Bio-K+'s formula — Lacticaseibacillus casei LBC80R®, Lacticaseibacillus rhamnosus CLR2®, and Lactobacillus acidophilus CL1285® — has been the subject of 16 published clinical trials across 45+ peer-reviewed publications. These strains help support gastrointestinal health and contribute to a healthy digestive and flora health; CFU potency is guaranteed until the best before date, not only at manufacture. More than 30 years of microbiome research at Bio-K+'s Laval, Quebec facility underpins every formulation.
The oral-gut axis describes the bidirectional connection between the oral and gut microbiomes. It operates through two primary pathways: direct translocation of oral bacteria into the gastrointestinal tract through swallowed saliva (approximately 1.5 litres daily), and indirect immune signaling whereby oral inflammation generates systemic immune responses that influence gut mucosal function. The relationship is bidirectional — gut microbiome dysbiosis can also alter oral microbiome composition. Kunath et al. (Nature Reviews Microbiology, 2024) identified this as a central focus in emerging microbiome science.

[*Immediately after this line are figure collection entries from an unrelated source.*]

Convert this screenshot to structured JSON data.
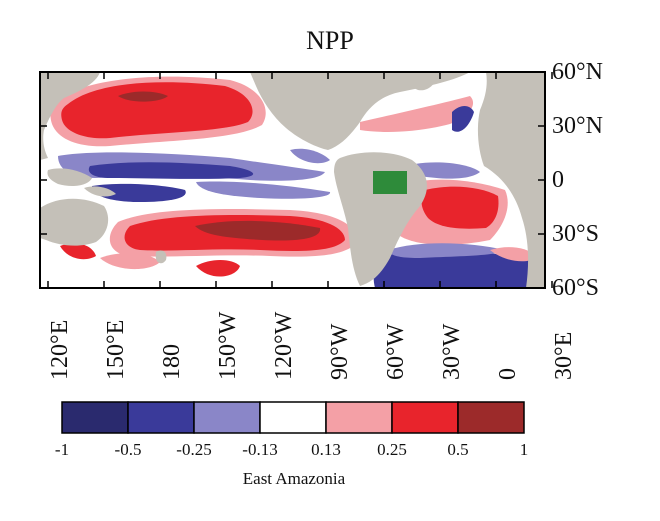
{
  "title": "NPP",
  "colors": {
    "land": "#c4c0b8",
    "ocean_neutral": "#ffffff",
    "region_box": "#2e8b3a",
    "frame": "#000000"
  },
  "lat_labels": [
    "60°N",
    "30°N",
    "0",
    "30°S",
    "60°S"
  ],
  "lon_labels": [
    "120°E",
    "150°E",
    "180",
    "150°W",
    "120°W",
    "90°W",
    "60°W",
    "30°W",
    "0",
    "30°E"
  ],
  "colorbar": {
    "levels": [
      "-1",
      "-0.5",
      "-0.25",
      "-0.13",
      "0.13",
      "0.25",
      "0.5",
      "1"
    ],
    "colors": [
      "#2a2a6e",
      "#3a3a9a",
      "#8a86c8",
      "#ffffff",
      "#f4a0a6",
      "#e8242c",
      "#9c2a2a"
    ],
    "title": "East Amazonia"
  }
}
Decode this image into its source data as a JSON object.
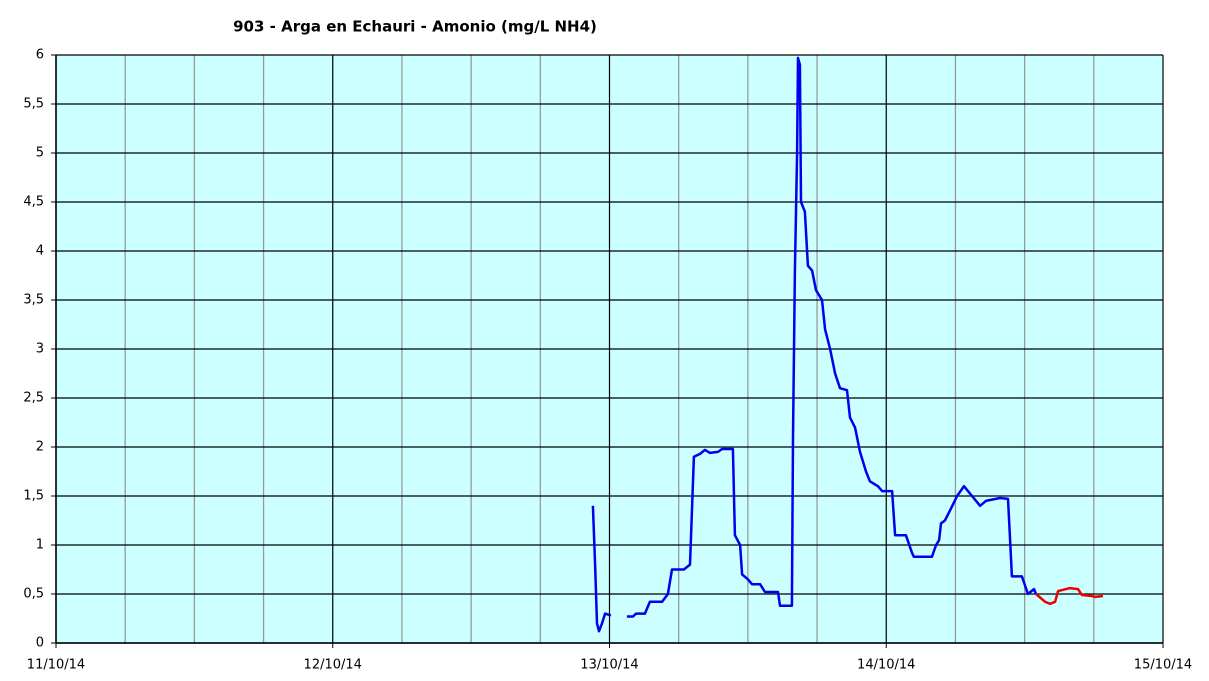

Yes. Published research confirms that oral bacteria can translocate to the gut through swallowed saliva. Kitamoto et al. (PMC, 2020, cited 540) demonstrated that oral pathogens including Fusobacterium nucleatum have been detected in gut microbiome samples of patients with gastrointestinal conditions. Studies have estimated that up to 45% of bacteria found in the gut may originate from the oral cavity. Under normal conditions, gastric acid limits oral bacterial colonization; in individuals with oral dysbiosis or compromised gut defenses, translocation may be higher.
Yes. Published research specifically describes gut-to-oral microbial transmission as a distinct pathway. Patients with inflammatory bowel disease frequently show altered oral microbiome profiles; some animal model research found that improving gut microbiome composition is associated with downstream changes in oral microbiome balance. This is one reason researchers increasingly describe oral and gut health as two components of the same integrated microbiome system.
The oral-gut axis is under active research investigation as a pathway in several systemic diseases. Peng et al. (Nature, 2022, cited 697) reviewed links between oral microbiome dysbiosis and cardiovascular disease, rheumatoid arthritis, colorectal cancer, and Alzheimer's disease. Xu et al. (Nature, 2025, cited 66) examined oral bacteria as contributors to cardiometabolic disease through gut-mediated mechanisms. Research is ongoing and causal mechanisms are not fully established for most disease associations.
The oral-gut axis research does not establish that taking a gut probiotic directly benefits oral health; no such claim is currently supported by clinical evidence. What the research establishes is that the gut microbiome receives and responds to oral bacterial input continuously, and that a stable, resilient gut microbiome is relevant to the overall balance of the integrated human microbiome.